西施心里更加迷糊,从吴天的神情来看,似乎不打算揭破白灵是黑巫的身份。以吴天往常的性格,像白灵这样的女人只怕必死无疑。偏偏吴天身上没有感受到杀气,心中不由一阵郁闷,她曾经再也吴王宫中勾心斗角,全部精力都花费在如何推翻吴王统治上面,只是后来发生的事情让她意识到自己不过是那些政客手中的棋子后才心灰意冷,这才屏弃掉这种害人之心,跟着阿青四处漂流,看人间百态。

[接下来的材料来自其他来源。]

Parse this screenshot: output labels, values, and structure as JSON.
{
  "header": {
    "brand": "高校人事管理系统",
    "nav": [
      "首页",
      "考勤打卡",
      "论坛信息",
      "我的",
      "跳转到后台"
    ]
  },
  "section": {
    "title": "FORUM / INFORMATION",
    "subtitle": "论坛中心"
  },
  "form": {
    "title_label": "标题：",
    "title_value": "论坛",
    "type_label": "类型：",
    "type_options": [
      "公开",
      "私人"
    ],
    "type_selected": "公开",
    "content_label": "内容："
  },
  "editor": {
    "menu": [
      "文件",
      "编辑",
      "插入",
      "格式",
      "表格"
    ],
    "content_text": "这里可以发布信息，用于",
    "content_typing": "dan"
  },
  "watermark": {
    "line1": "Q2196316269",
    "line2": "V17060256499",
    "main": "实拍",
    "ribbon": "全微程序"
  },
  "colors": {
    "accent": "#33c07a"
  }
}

“杀人的手法很多,我不想滇国还有钉子在。以前以为钉子已经拔掉,但是现在看来并没有想象中的完美,更想不到大祭司都动各种巫术,这是我没有料到的事情,也难怪诸国君王对大祭司这类人及其尊重,原来如此。”
吴天大体有了一个设想,他甚至猜测黑巫和白巫其实是故意分开来的,也是为了得到诸国信仰之力,没有信仰之力,就无法得到念力。若无念力,则无法继续修炼下去的可能。

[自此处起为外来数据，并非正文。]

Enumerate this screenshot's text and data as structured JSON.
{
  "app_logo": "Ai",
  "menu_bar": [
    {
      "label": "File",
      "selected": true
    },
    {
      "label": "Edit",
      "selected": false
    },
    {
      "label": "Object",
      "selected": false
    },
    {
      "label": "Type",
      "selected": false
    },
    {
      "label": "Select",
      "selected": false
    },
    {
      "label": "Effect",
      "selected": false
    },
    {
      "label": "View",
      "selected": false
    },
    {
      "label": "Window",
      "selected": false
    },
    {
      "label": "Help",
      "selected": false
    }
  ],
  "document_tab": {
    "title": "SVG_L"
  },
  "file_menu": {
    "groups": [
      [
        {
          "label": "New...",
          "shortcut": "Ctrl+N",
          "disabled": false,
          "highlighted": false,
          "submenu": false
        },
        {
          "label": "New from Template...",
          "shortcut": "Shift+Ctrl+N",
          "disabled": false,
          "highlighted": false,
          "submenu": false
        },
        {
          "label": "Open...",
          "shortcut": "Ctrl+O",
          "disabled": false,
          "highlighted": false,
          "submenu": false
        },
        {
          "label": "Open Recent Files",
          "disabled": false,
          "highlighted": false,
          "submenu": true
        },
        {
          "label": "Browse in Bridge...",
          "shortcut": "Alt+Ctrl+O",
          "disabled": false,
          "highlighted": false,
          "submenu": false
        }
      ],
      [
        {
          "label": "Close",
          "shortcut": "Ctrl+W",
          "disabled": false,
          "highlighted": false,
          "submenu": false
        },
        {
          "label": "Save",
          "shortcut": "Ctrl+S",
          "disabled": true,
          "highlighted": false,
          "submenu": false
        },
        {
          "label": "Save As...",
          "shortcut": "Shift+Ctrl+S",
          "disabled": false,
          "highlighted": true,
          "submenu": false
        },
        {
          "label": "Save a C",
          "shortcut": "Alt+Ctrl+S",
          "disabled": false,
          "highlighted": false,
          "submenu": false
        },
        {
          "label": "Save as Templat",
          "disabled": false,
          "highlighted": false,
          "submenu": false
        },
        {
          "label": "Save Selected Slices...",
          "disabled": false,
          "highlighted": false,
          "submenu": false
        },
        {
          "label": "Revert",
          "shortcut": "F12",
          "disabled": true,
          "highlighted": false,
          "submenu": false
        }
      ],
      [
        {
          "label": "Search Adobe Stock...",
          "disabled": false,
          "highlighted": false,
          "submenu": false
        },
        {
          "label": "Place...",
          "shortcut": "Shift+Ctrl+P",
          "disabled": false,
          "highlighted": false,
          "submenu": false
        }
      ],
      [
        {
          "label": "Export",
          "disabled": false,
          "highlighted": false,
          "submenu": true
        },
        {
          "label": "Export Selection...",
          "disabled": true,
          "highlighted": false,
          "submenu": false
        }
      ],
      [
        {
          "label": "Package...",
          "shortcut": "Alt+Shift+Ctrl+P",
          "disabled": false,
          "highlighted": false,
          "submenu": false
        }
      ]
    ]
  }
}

若只有白巫,那白巫也无法存在于世,若只有黑巫,那黑巫也必然遭到诸国的暴力机构前去围剿,阴阳家里面也有好坏之分,巫中也有好坏之分。这本来就是一种默认的潜规则,作为帝王,吴天早已了解透彻,根本迷‘惑’不了他。
西施苦笑道:“我以为自己真的是个天弃之人呢?如果白巫和黑巫是一家,那实在是太可怕了。黑脸白脸都是巫在唱双簧戏,而把我们所有人都玩弄于鼓掌。”
吴天得意道:“这个世上奇事连连,但我从来无惧。我只相信自己,从不相信这种神棍。神其实并不可怕,可怕的是被人假借了,并以此操控世人,这才是最可怕的。何况滇国的教育,其精髓就是无神,若有神,神也是人修炼晋升的,若无人之神,则神不复我祷。”
西施悲怆道:“大王本事开启民智,造福于民,偏偏违背了大祭司愚民之策,若是人人聪明,都有了分辨是非的能力,都不敬畏神,那大祭司的信仰就没有了。空有大祭司的名头,却无既得利益,白灵料想是察觉信仰之力的衰弱,所以才会下狠手对大王下手,大王装作不知,怕也是想要一网打尽,单是大祭司一个人是无法做到如此准确的,料想内卫中已有她的人。”
第三百四十五章 千里飞甲
纪隐忽然来到吴天身前,双膝跪下,脸上露出愧疚神色,阴沉道:“大王,臣委实未料是在下招募来的人所为,他已吐露实情,此事乃大祭司白灵逼迫,若非家人全在大祭司手中,他也不敢这样做,也不得不如此。”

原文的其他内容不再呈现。